Hoe zie jij chirurgie in de toekomst?
Joost: ‘Ik denk wel eens: “Wat hebben we de mensen al die tijd aangedaan?” De ontwikkelingen van therapieën tegen kanker, diabetes, hart- en vaatziekten gaan nu zo snel dat ze de chirurgie grotendeels overbodig zullen maken. Door vroegdiagnostiek, targettherapie en t-cellentransplantatie verandert het hele veld. Oncologie- en vaatchirurgie zullen minder vaak voorkomen. Als het zo doorgaat, blijven over veertig jaar vooral traumatologiechirurgie en infectueuze behandelingen over. Die kentering zal doorzetten, en ik denk dat we hem kunnen versnellen door ons als samenleving veel meer met preventie bezig te houden.’
Heleen: ‘We moeten naar een andere manier van werken: als team, met meer gebruik van elkaars expertise. De chirurg zal daarbij geen hoofdrol meer vervullen. Zo ontstaat er een heel andere werkcultuur, die het ook voor anderen leuker maakt om in dit vak te werken. Chirurgen vormen nu nog een homogeen gezelschap.
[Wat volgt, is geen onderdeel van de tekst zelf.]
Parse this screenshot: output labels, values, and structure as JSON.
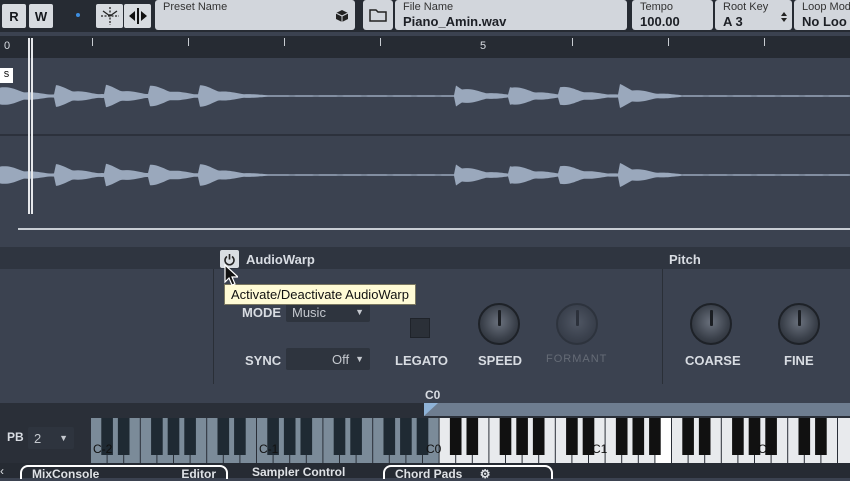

Op het jaarlijkse congres zie je vooral “wit en man”. Dat zie ik als een groot risico omdat onze bevolking steeds diverser wordt. Ik hoop dat dat zich gaat vertalen in meer diversiteit binnen de groep zorgverleners.’

Welke tip zou je aan de andere generatie willen meegeven?
Joost: ‘Iedereen past eigen technieken en methoden toe bij de behandeling en chirurgische ingrepen. Ik zou tegen de jongere generatie willen zeggen: profiteer daarvan en doe bij iedere opleider zoveel mogelijk chirurgische ervaring op waarmee je je eigen vaardigheden kunt verrijken en borgen. Maak dus gebruik van de ervaring van de generatie boven je. Wees een spons ten faveure van je toekomstige patiënten.’ 
Heleen: ‘Ik zou tegen ervaren collega’s willen zeggen: sta open voor transformatie, voor verandering. Nieuwe inzichten doen niets af aan hoe jij het tot nu toe hebt gedaan, want dat had een functie. Momenteel is inspelen op verandering essentieel. Denk aan werken in deeltijd, een andere omgang met verpleegkundigen en minder hiërarchisch werken. Er ontstaan mooie, leuke en cruciale ontwikkelingen. Durf daarvoor open te staan, dat schept inzicht en vertrouwen. Je zult dan ook zien dat jonge mensen de toekomst aankunnen.’